O COLAPSO DE WALL STREET (parte I)

Ninguém de boa-fé negará que vivemos tempos crescentemente complicados.

Depois da queda do Muro de Berlim, em 1989, e do concomitante anúncio do fim da história[1], ampliado por um grupo de fanáticos crentes no “american way of life” e no absolutismo de um liberalismo económico levado ao absurdo, o Mundo assistiu ao 11 de Setembro de 2001 e às invasões americanas do Afeganistão e do Iraque (abrindo um conflito directo com o designado fundamentalismo islâmico). A esta agitação geo-estratégica e perante uma plêiade de governantes europeus cada vez mais convertidos às maravilhosas vantagens de uma globalização ao gosto norte-americano, seguiu-se em 2007 o eclodir de uma crise financeira originada no mercado imobiliário norte-americano, que assume já proporções incomensuravelmente maiores graças à alavancagem resultante do contágio pelos sofisticados produtos financeiros que Wall Street disseminou por todo o mundo.

Perante este cenário (descrito de forma muito rápida e sucinta) e quando se fazem ouvir as vozes mais díspares não posso deixar de trazer as mais recentes declarações do presidente da nossa república sobre os previsíveis efeitos da crise financeira sobre a economia nacional.

Com os pés bem assentes no epicentro do desastre, Cavaco Silva assegurou que a crise nos vai atingir, à semelhança do que acontecerá aos contribuintes norte-americanos[2] e que pretende aproveitar a sua presença em Nova York para “ouvir” o que pensa Wall Street.

Acrescentou ainda que tem alguma ideia do que originou a crise - reguladores, supervisores, bancos centrais, a invenção que se fez de produtos financeiros[3] - mas é preciso esperar para ver qual a reacção ao plano da administração de George W Bush.
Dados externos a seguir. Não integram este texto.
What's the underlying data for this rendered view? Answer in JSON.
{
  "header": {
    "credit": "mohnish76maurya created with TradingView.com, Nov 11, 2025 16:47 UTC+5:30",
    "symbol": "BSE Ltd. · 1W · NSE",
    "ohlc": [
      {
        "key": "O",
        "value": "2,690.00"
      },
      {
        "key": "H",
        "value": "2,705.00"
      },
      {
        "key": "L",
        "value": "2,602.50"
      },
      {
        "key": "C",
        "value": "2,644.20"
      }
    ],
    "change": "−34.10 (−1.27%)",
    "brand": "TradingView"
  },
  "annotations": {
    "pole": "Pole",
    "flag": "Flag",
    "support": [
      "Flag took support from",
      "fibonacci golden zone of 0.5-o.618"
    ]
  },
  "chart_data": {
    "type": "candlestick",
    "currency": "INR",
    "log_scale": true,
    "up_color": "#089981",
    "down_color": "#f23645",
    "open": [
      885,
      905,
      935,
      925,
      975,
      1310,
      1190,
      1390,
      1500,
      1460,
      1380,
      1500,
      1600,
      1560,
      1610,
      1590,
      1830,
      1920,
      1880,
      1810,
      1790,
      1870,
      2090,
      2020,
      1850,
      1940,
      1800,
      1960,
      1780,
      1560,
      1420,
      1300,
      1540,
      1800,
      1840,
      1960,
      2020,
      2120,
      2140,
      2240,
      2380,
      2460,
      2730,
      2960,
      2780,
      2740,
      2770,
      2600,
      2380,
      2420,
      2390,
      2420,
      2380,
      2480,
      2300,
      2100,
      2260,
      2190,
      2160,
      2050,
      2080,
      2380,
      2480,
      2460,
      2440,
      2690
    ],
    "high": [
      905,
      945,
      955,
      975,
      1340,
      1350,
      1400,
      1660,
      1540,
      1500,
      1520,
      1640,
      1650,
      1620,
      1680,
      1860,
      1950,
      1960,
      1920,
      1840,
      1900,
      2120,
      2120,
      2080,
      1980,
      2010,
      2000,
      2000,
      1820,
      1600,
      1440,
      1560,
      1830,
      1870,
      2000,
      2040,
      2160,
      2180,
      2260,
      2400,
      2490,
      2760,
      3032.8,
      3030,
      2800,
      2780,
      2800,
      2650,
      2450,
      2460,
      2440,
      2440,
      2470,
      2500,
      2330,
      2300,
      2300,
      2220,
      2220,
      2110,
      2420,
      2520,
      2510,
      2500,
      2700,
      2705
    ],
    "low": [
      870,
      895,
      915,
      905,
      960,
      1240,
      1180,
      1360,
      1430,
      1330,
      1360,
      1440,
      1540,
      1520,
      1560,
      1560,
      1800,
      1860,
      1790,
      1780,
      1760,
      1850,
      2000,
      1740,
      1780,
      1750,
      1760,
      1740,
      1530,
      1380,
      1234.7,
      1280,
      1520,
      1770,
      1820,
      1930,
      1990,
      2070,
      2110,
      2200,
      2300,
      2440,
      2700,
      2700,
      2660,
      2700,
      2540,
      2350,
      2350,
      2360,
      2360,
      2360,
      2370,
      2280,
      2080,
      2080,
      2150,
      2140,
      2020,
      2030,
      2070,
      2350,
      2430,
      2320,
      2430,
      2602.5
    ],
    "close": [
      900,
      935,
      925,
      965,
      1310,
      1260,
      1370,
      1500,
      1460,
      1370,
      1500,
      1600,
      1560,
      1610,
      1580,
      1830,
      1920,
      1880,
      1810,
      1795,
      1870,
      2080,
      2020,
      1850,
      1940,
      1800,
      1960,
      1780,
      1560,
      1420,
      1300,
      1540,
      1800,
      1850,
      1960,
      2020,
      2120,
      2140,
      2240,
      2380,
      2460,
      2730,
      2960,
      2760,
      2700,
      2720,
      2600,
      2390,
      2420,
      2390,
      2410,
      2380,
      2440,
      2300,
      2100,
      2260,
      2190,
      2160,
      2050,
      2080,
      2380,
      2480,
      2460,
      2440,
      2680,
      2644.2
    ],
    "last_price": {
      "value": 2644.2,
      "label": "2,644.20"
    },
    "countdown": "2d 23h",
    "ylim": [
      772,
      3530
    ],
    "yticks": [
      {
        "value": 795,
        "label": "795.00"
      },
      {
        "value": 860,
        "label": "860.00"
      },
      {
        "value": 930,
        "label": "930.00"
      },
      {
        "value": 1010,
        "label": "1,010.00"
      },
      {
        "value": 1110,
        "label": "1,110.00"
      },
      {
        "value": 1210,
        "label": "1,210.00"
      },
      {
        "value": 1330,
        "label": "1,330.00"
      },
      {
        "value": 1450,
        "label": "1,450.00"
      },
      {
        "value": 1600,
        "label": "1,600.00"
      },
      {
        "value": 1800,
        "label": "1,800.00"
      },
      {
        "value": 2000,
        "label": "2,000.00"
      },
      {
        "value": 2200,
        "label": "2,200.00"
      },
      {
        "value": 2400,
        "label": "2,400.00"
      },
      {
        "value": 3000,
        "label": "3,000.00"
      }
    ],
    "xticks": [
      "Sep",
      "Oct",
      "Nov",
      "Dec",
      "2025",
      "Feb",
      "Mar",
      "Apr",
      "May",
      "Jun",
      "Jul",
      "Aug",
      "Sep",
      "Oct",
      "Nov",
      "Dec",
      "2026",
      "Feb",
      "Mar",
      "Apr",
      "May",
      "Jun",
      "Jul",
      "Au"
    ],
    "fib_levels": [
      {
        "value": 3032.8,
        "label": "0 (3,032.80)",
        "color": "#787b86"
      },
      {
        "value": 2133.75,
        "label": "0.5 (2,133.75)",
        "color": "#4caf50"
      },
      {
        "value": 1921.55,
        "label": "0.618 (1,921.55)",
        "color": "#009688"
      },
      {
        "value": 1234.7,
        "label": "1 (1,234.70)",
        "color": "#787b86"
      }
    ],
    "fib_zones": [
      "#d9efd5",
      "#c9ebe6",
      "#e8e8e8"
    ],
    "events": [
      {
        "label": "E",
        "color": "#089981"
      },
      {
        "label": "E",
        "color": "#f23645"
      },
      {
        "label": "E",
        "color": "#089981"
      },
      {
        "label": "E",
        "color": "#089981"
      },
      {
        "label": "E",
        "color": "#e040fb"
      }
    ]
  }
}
Este tipo de análise e de comentários poderá “ficar bem” e até ser entendida num político qualquer, mas de um dos mais reputados economistas nacionais tem que se esperar mais e muito melhor. Não basta referir vagamente o efeito de contágio originado pelos veículos financeiros (leia-se produtos derivados e de securitização de créditos que englobando activos com níveis de risco muito díspar foram classificados pelas agências de “rating” como se de produtos de baixo risco se tratassem) e esperar ouvir dos responsáveis pela situação uma opinião abalizada para a resolver.

Assumir publicamente uma postura anódina é algo a que os políticos (de pacotilha) de quase todos os quadrantes (da direita à esquerda, nacionais e internacionais) nos têm habituado, mas agora o que importa é exigirmo-lhes respostas claras e que de forma rigorosa permitam aos eleitores determinar quais os que pretendem manter em vigor este modelo de desenvolvimento que está a conduzir a economia (e a esmagadora maioria das pessoas) para um precipício e os que, reconhecendo as origens do problema, se mostrem efectivamente empenhados na correcção dos erros e na construção de alternativas que impeçam a sua repetição.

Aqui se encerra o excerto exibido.